Ukrainian immigrants first settled in Dauphin more than a century ago, but the community has become much more multicultural in the last 15 years, Yakielashek said.

“For the most part, the reaction has been welcoming from all walks of life, from doctors to lawyers to dentists to farmers to accountants to ordinary laborers and teachers,” he said. “We’ve got lots of land here. We have lots of opportunities for the country to grow. Why can’t we bring people in here to contribute? I don’t expect them to have any more or less than we do, but just a chance at life.”

The Dauphin Interchurch Refugee Team is making plans to bring more Syrian refugees to town.

To be sure, the days of Christians refusing to communicate across confessional lines began to fade before the refugees’ arrival. And the cooperation didn’t remove differences that remain. For example, Marlin said his church sees no need to proselytize the refugees, who are Muslims.

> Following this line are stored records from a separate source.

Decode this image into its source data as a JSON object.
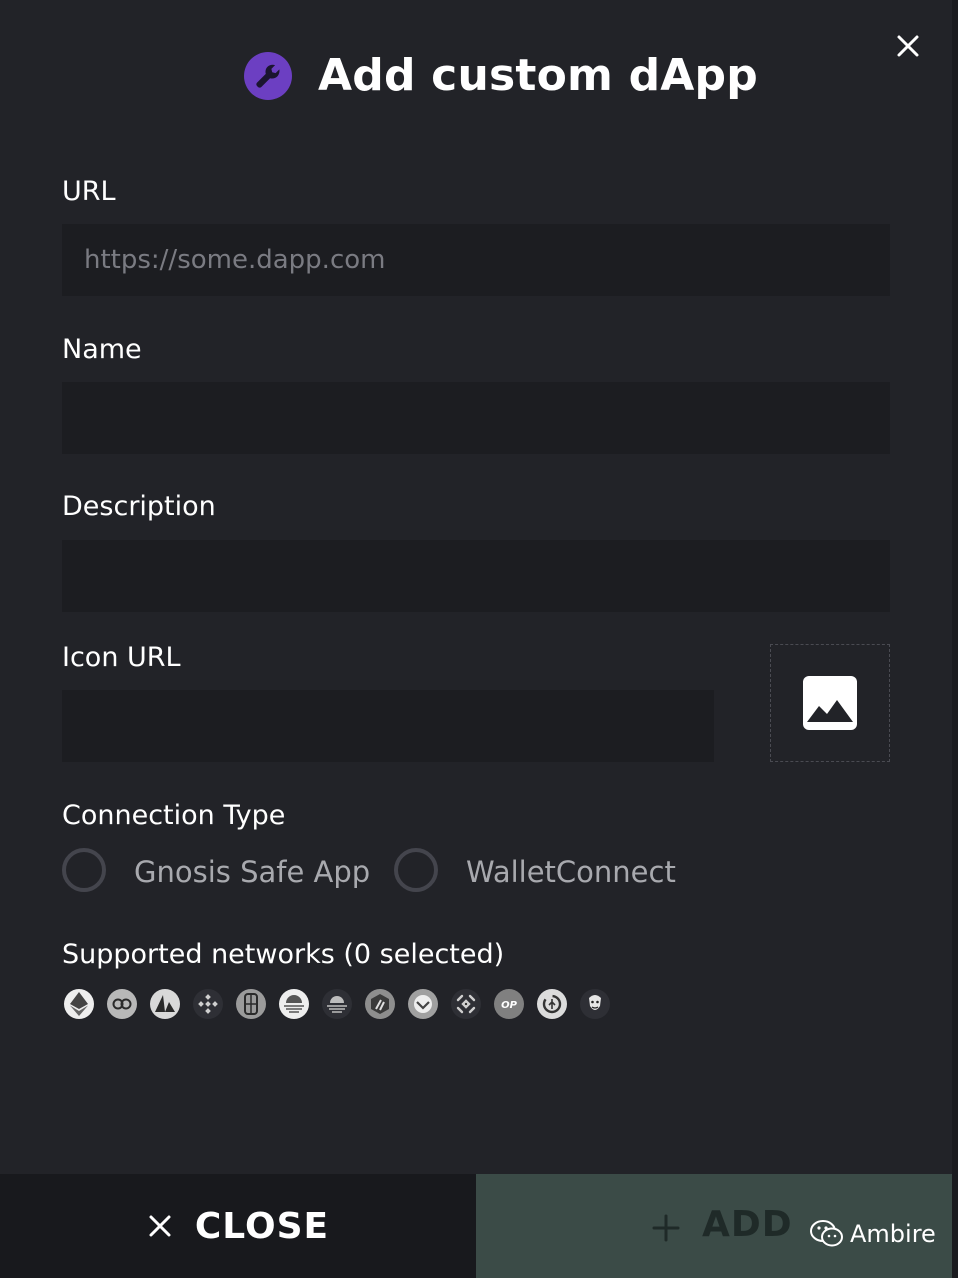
{
  "header": {
    "title": "Add custom dApp",
    "icon": "wrench-icon",
    "icon_bg": "#6c3fc2"
  },
  "form": {
    "url": {
      "label": "URL",
      "placeholder": "https://some.dapp.com",
      "value": ""
    },
    "name": {
      "label": "Name",
      "value": ""
    },
    "description": {
      "label": "Description",
      "value": ""
    },
    "icon_url": {
      "label": "Icon URL",
      "value": "",
      "preview_icon": "image-placeholder-icon"
    }
  },
  "connection_type": {
    "label": "Connection Type",
    "options": [
      {
        "label": "Gnosis Safe App",
        "selected": false
      },
      {
        "label": "WalletConnect",
        "selected": false
      }
    ]
  },
  "networks": {
    "label": "Supported networks (0 selected)",
    "items": [
      {
        "icon": "ethereum-icon"
      },
      {
        "icon": "polygon-icon"
      },
      {
        "icon": "avalanche-icon"
      },
      {
        "icon": "bnb-chain-icon"
      },
      {
        "icon": "fantom-icon"
      },
      {
        "icon": "moonbeam-icon"
      },
      {
        "icon": "moonriver-icon"
      },
      {
        "icon": "arbitrum-icon"
      },
      {
        "icon": "gnosis-icon"
      },
      {
        "icon": "kucoin-icon"
      },
      {
        "icon": "optimism-icon"
      },
      {
        "icon": "andromeda-icon"
      },
      {
        "icon": "cronos-icon"
      }
    ]
  },
  "footer": {
    "close_label": "CLOSE",
    "add_label": "ADD",
    "add_bg": "#3b4b47",
    "watermark": "Ambire"
  }
}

“It’s not our job to convert them from their lifelong religion to another,” Marlin said. “It’s our job to support them in the celebration of their religion and the celebration of their humanity.”

Cordell Lind, on the other hand, said he and other members of his church “would love for Mahmoud and Hala to meet Jesus” and for the couple to become Christians. “If they don’t, they will still be our lifelong friends and part of our family.” —Religion News Service

Bobby Ross Jr.

Bobby Ross Jr. writes for Religion News Service.